Je cherche idéalement un emploi dans la fonction publique parce que j’ai une anxiété forte vis-à-vis du travail depuis toujours, et mes expériences négatives n’ont pas amélioré cette anxiété. Pour calmer cette anxiété il m’a semblé souhaitable avant tout d’être dans un emploi pérenne, que c’était susceptible de m’apaiser. Par ailleurs j’ai choisi l’éducation nationale pour des questions de rythme, je suis plus à l’aise quand le travail alterne des temps forts et des temps faibles ce que propose l’éducation nationale avec des vacances régulières, enfin j’ai choisi un métier qui avait du sens. En effet, même en étant un tout petit rouage de la chaine, il m’a semblé intéressant d’œuvrer à la transmission des savoirs. Voilà quelles ont été mes motivations, elles sont très rationnelles et construites, mais je les échangerais sans hésiter une seule seconde pour un endroit où je me sentirais tout simplement « bien » en confiance, un endroit où mon trouble serait connu et l ou il serait accueilli.

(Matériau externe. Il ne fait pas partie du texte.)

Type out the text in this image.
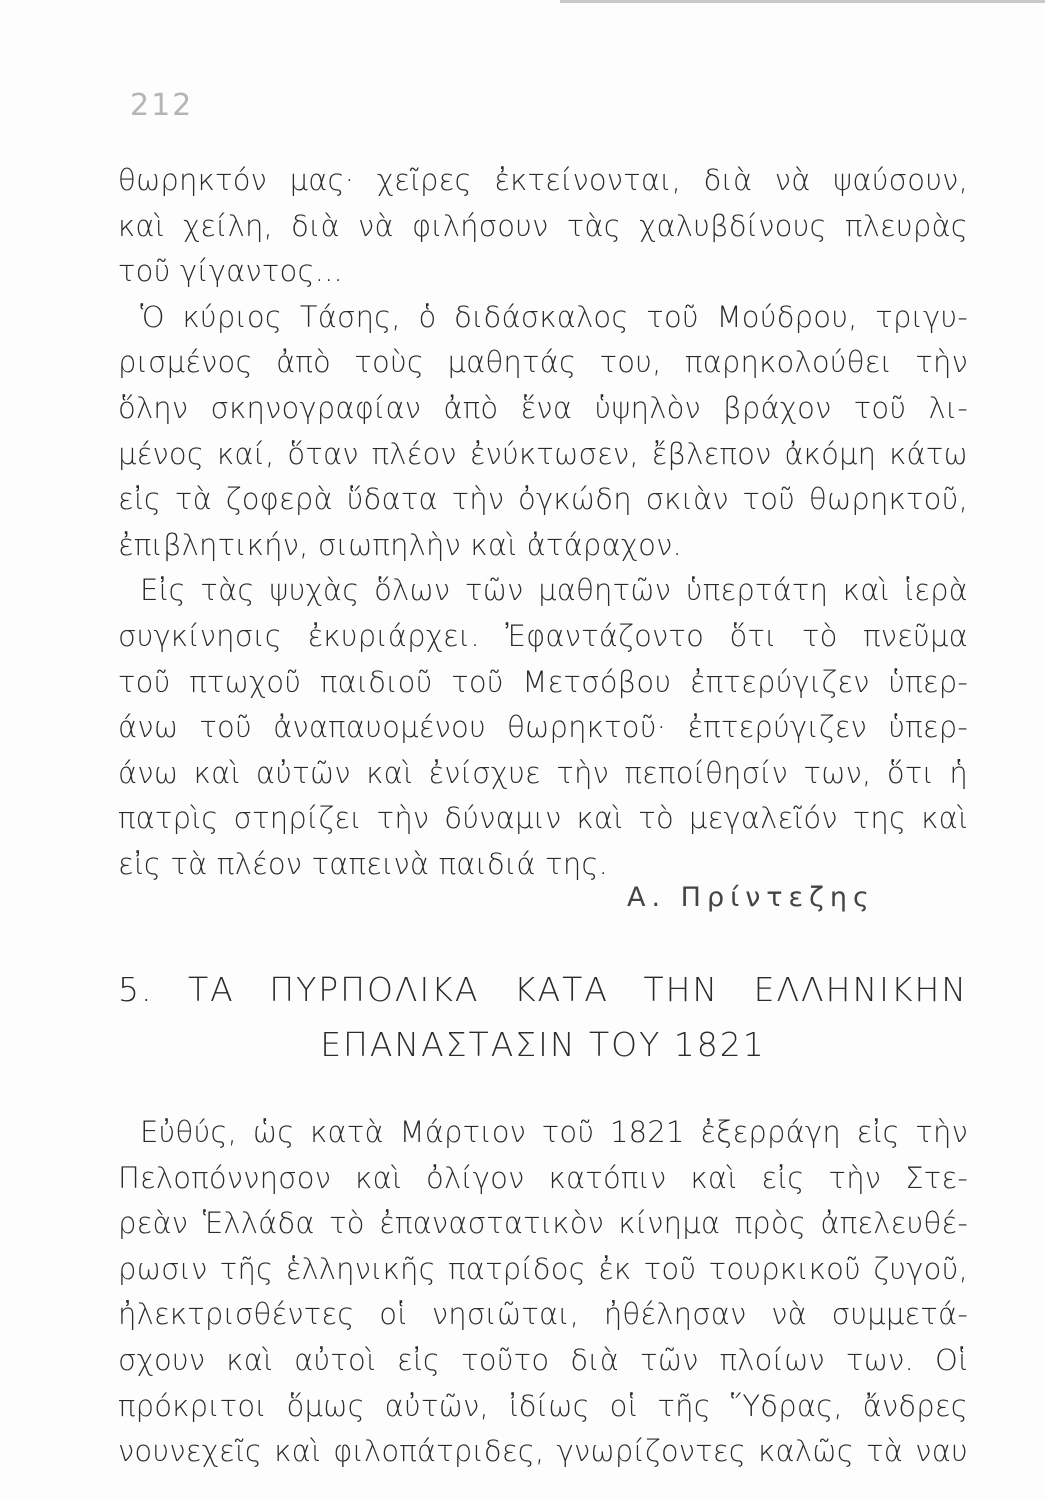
212
θωρηκτόν μας· χεῖρες ἐκτείνονται, διὰ νὰ ψαύσουν,
καὶ χείλη, διὰ νὰ φιλήσουν τὰς χαλυβδίνους πλευρὰς
τοῦ γίγαντος...
Ὁ κύριος Τάσης, ὁ διδάσκαλος τοῦ Μούδρου, τριγυ-
ρισμένος ἀπὸ τοὺς μαθητάς του, παρηκολούθει τὴν
ὅλην σκηνογραφίαν ἀπὸ ἕνα ὑψηλὸν βράχον τοῦ λι-
μένος καί, ὅταν πλέον ἐνύκτωσεν, ἔβλεπον ἀκόμη κάτω
εἰς τὰ ζοφερὰ ὕδατα τὴν ὀγκώδη σκιὰν τοῦ θωρηκτοῦ,
ἐπιβλητικήν, σιωπηλὴν καὶ ἀτάραχον.
Εἰς τὰς ψυχὰς ὅλων τῶν μαθητῶν ὑπερτάτη καὶ ἱερὰ
συγκίνησις ἐκυριάρχει. Ἐφαντάζοντο ὅτι τὸ πνεῦμα
τοῦ πτωχοῦ παιδιοῦ τοῦ Μετσόβου ἐπτερύγιζεν ὑπερ-
άνω τοῦ ἀναπαυομένου θωρηκτοῦ· ἐπτερύγιζεν ὑπερ-
άνω καὶ αὐτῶν καὶ ἐνίσχυε τὴν πεποίθησίν των, ὅτι ἡ
πατρὶς στηρίζει τὴν δύναμιν καὶ τὸ μεγαλεῖόν της καὶ
εἰς τὰ πλέον ταπεινὰ παιδιά της.
Α. Πρίντεζης
5. ΤΑ ΠΥΡΠΟΛΙΚΑ ΚΑΤΑ ΤΗΝ ΕΛΛΗΝΙΚΗΝ
ΕΠΑΝΑΣΤΑΣΙΝ ΤΟΥ 1821
Εὐθύς, ὡς κατὰ Μάρτιον τοῦ 1821 ἐξερράγη εἰς τὴν
Πελοπόννησον καὶ ὀλίγον κατόπιν καὶ εἰς τὴν Στε-
ρεὰν Ἑλλάδα τὸ ἐπαναστατικὸν κίνημα πρὸς ἀπελευθέ-
ρωσιν τῆς ἑλληνικῆς πατρίδος ἐκ τοῦ τουρκικοῦ ζυγοῦ,
ἠλεκτρισθέντες οἱ νησιῶται, ἠθέλησαν νὰ συμμετά-
σχουν καὶ αὐτοὶ εἰς τοῦτο διὰ τῶν πλοίων των. Οἱ
πρόκριτοι ὅμως αὐτῶν, ἰδίως οἱ τῆς Ὕδρας, ἄνδρες
νουνεχεῖς καὶ φιλοπάτριδες, γνωρίζοντες καλῶς τὰ ναυ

Ce que j’appelle être accueilli ce sont des choses simples : j’ai besoin que mon manager m’accorde plus de temps qu’une personne lambda, parce que je suis terrorisé à l’idée de mal faire. C’est une chose sur laquelle j’essaie de me raisonner… mais je n’y arrive pas toujours. J’ai aussi besoin avec mon manager qu’on anticipe le futur qu’on en parle que ce soit des échéances sans rien de particulier et d’autant plus s’il y a des changements ; j’ai besoin de me préparer à l’avance pour les changements.

Là où je suis le plus a l’aise finalement c’est quand le poste reste à inventer, qu’on me donne carte blanche pour le définir à ma mesure grâce à une attitude proactive. J’adore faire des propositions nouvelles, j’adore essayer de trouver des solutions plus efficaces ou plus riches mais je me heurte souvent à de l’incompréhension aussi au fameux frein au changement. Par exemple dans un de mes postes j’étais chargé des fournitures. Un jour j’ai décidé de tout ranger impeccablement, ce que j’ai fait. C’est pourtant quelque chose qu’on m’a reproché en disant que les personnes étaient moins autonomes dorénavant…

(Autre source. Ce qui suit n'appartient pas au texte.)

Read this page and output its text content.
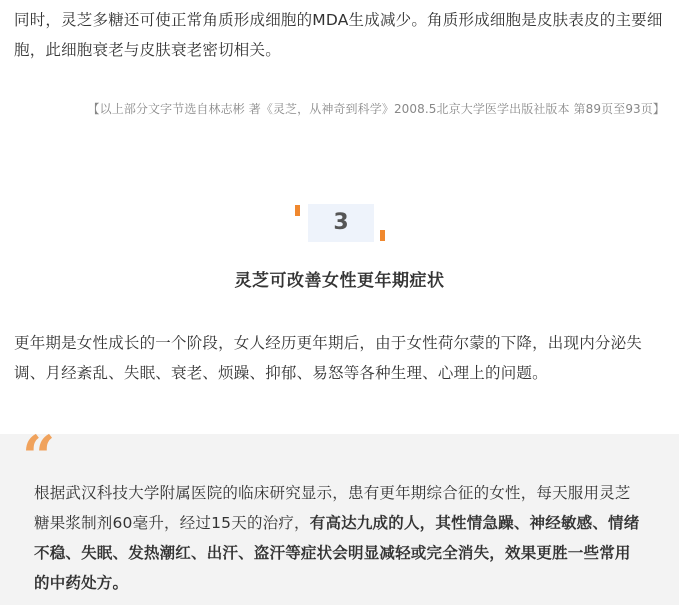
同时，灵芝多糖还可使正常角质形成细胞的MDA生成减少。角质形成细胞是皮肤表皮的主要细胞，此细胞衰老与皮肤衰老密切相关。

【以上部分文字节选自林志彬 著《灵芝，从神奇到科学》2008.5北京大学医学出版社版本 第89页至93页】
3
灵芝可改善女性更年期症状

更年期是女性成长的一个阶段，女人经历更年期后，由于女性荷尔蒙的下降，出现内分泌失调、月经紊乱、失眠、衰老、烦躁、抑郁、易怒等各种生理、心理上的问题。

“

根据武汉科技大学附属医院的临床研究显示，患有更年期综合征的女性，每天服用灵芝糖果浆制剂60毫升，经过15天的治疗，有高达九成的人，其性情急躁、神经敏感、情绪不稳、失眠、发热潮红、出汗、盗汗等症状会明显减轻或完全消失，效果更胜一些常用的中药处方。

Professionnellement j’ai dû renoncer à mes aspirations, à mes rêves… même ceux que j’ai touchés du doigt… en 2003 j’ai réussi à me faire embaucher sur un poste prestigieux au sein d’une grande enseigne : j’ai été embauché comme planner stratégique au sein de l’agence Carat mais dès le début de ma période d’essai j’ai fait une bouffée délirante. J’ai été hospitalisé quelques jours, à l’entreprise j’ai fait croire que j’avais une gastro, et quand je suis revenu une semaine plus tard au travail j’étais bourré de médicaments ce qui fait que mon esprit fonctionnait beaucoup plus lentement qu’à l’habitude… j’ai été remercié durant la période d’essai ce qui reste une blessure à vif.

Voilà.

Je voulais vous donner un petit aperçu des batailles que j’ai eu à mener et qui font que j’ai le sentiment de devoir me battre au quotidien. Aujourd’hui je n’ai pas tout à fait résolu ma problématique liée au travail. En revanche, cela fait 12 ans que je n’ai pas eu besoin d’être hospitalisé en hôpital psychiatrique, et c’est une grande victoire et une grande fierté pour moi.